Brasileirinhas
- Industry: Pornography
- Founded: 1996; 30 years ago
- Headquarters: São Paulo, Brazil
- Key people: Clayton Nunes
- Products: Pornographic films
- Website: www.brasileirinhas.com.br

= Brasileirinhas =

Brazilian pornographic film studio

Brasileirinhas is a Brazilian pornographic film studio Considered the largest in the industry in the country, it has more than 4,000 titles in its collection and was founded by Luis Alvarenga in mid-1996.

Brasileirinhas label has some of the most famous pornographic performers of Brazil including Monica Mattos, Pâmela Butt , Júlia Paes, Patrícia Kimberly, Mônica Santhiago, Nikki Rio, Lana Starck, Verônica Bella, Cyane Lima, Mayara Rodrigues, Anne Midori (Yumi Saito), Babalú, Sílvia Saenz, Tamiry Chiavari, Gina Jolie, Melissa Pitanga, with prominent male performer Kid Bengala.

It is also well known for its films featuring celebrities trying to reclaim stardom to keep them on the highlight of the masses like Gretchen, Gretchen's son Thammy Miranda, Rita Cadillac, Alexandre Frota, Regininha Poltergeist, Leila Lopes, Mateus Carrieri or minor TV celebrities such as Vivi Fernandez (É o Tchan! dancer nominee), Luanda Boaz (É o Tchan! dancer contest finalist), Márcia Imperator, Bruna Ferraz, and Bianca Soares.
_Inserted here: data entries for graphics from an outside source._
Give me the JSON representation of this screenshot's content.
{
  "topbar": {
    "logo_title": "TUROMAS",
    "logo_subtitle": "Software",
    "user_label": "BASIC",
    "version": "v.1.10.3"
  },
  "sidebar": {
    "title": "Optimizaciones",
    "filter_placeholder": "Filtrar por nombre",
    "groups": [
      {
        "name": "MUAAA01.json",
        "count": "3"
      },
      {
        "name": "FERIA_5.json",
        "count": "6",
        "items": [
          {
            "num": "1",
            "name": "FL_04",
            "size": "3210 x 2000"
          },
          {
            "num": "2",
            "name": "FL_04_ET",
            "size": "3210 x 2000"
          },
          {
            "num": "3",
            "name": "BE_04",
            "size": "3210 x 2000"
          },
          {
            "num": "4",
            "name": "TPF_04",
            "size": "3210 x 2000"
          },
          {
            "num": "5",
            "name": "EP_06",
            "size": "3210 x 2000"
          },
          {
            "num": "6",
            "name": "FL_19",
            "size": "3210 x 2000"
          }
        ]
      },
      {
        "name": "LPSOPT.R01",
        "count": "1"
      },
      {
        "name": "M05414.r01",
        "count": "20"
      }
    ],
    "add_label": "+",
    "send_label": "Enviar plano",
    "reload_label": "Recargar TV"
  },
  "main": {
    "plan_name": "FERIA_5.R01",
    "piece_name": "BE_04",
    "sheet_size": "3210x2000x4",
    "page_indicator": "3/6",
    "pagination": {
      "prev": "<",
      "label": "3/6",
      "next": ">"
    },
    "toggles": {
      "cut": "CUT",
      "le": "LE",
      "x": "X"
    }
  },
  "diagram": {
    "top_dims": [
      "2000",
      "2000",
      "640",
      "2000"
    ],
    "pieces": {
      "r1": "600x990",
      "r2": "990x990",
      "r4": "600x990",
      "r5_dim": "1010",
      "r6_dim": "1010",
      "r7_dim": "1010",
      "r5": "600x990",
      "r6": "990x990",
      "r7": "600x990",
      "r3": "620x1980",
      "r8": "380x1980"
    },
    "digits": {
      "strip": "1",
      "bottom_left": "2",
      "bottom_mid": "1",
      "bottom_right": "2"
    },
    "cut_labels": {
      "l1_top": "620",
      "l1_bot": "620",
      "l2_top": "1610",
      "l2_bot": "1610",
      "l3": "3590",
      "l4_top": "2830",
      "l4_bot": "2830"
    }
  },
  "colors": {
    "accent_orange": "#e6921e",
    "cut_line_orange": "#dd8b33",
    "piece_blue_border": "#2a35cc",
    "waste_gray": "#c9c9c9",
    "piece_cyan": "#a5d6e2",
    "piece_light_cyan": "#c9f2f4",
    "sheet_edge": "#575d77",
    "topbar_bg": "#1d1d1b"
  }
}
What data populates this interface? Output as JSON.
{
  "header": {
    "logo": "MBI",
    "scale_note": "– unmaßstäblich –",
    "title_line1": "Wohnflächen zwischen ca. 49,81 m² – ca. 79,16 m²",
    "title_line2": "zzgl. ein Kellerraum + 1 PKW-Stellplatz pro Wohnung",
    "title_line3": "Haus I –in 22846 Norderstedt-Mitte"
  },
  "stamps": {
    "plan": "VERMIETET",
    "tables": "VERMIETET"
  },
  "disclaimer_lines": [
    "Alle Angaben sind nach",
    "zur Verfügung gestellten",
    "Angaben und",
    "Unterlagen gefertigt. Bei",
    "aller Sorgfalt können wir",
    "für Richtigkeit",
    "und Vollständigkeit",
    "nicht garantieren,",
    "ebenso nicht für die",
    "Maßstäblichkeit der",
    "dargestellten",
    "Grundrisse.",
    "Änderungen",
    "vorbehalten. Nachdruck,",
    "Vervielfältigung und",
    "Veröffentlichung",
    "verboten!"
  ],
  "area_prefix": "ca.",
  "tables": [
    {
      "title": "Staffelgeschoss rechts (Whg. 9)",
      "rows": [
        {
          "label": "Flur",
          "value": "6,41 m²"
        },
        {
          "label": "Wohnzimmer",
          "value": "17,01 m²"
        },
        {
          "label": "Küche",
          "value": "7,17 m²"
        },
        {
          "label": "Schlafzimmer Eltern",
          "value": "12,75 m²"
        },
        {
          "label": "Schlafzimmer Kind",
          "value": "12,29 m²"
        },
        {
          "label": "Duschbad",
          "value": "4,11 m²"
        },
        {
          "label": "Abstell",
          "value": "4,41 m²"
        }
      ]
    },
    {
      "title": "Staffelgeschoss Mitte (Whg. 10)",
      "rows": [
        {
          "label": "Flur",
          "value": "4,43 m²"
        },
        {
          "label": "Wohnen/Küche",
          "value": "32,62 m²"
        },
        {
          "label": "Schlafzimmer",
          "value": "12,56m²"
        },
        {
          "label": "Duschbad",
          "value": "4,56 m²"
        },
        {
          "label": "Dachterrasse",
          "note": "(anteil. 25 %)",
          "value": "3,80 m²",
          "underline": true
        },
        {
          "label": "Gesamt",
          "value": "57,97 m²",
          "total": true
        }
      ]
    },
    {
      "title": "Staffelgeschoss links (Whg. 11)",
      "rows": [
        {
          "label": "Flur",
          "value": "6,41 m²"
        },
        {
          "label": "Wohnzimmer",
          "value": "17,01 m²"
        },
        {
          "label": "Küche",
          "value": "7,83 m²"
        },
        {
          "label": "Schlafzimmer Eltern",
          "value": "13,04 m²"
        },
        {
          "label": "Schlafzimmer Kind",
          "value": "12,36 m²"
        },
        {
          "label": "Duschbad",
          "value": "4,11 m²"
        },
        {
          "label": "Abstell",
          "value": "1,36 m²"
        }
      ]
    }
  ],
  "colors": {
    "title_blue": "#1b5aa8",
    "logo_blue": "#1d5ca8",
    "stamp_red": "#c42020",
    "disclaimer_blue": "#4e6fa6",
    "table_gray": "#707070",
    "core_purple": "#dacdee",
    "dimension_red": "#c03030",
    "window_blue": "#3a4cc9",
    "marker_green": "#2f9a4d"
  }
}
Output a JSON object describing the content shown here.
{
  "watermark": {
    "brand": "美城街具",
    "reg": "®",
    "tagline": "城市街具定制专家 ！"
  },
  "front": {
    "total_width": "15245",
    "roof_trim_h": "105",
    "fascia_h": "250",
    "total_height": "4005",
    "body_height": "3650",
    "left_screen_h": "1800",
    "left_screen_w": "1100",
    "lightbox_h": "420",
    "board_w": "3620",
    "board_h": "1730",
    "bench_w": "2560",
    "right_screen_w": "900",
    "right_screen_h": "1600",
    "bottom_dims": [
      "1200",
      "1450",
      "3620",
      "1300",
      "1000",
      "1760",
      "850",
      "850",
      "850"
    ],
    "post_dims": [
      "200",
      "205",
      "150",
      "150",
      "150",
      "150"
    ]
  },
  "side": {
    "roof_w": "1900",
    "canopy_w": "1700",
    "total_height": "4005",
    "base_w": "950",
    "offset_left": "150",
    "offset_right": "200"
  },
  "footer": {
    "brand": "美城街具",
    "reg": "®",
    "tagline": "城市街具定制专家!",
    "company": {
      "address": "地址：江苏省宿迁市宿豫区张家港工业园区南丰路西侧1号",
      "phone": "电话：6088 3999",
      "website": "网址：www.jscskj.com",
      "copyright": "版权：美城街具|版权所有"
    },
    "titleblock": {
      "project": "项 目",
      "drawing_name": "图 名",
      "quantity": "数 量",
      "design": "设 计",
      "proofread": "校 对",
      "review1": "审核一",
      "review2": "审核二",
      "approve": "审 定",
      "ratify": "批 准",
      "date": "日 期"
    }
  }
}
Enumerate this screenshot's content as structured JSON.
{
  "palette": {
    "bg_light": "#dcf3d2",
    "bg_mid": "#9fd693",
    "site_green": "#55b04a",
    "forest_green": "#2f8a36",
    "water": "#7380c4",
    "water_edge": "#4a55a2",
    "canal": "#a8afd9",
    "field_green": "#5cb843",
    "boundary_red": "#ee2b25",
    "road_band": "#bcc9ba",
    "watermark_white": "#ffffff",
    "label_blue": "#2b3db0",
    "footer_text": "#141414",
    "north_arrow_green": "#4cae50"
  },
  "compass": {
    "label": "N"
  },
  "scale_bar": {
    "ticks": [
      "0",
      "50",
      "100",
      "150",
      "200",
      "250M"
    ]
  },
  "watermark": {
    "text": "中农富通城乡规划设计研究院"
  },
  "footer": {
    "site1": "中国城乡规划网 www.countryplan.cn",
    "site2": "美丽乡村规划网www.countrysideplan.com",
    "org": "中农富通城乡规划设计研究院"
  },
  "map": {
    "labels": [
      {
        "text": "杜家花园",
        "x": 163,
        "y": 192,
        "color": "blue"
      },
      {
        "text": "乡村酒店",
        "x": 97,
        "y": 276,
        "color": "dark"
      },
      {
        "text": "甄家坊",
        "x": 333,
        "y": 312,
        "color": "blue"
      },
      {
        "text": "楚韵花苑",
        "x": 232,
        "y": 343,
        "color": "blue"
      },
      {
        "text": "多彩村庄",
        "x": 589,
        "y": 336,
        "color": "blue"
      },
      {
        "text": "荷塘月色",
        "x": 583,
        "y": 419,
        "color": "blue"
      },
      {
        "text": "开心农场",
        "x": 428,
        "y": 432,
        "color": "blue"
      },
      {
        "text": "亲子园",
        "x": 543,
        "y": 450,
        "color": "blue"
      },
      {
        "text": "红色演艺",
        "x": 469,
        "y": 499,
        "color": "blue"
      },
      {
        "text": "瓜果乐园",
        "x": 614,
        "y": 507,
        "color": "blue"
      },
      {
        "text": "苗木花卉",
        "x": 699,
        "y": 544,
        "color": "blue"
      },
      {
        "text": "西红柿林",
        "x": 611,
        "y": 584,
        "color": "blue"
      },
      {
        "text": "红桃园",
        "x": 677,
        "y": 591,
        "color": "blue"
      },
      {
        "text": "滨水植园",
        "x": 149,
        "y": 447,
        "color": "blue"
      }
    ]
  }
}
In April 2011, there were reports that Brasileirinhas would be closed down and its assets would be sold to Sexy Hot (Brazilian TV channel). However, the current owner, Clayton Nunes, denied allegations, and the company remains opened, working in both internet and newsstands markets, besides rental market in sex shops and video stores.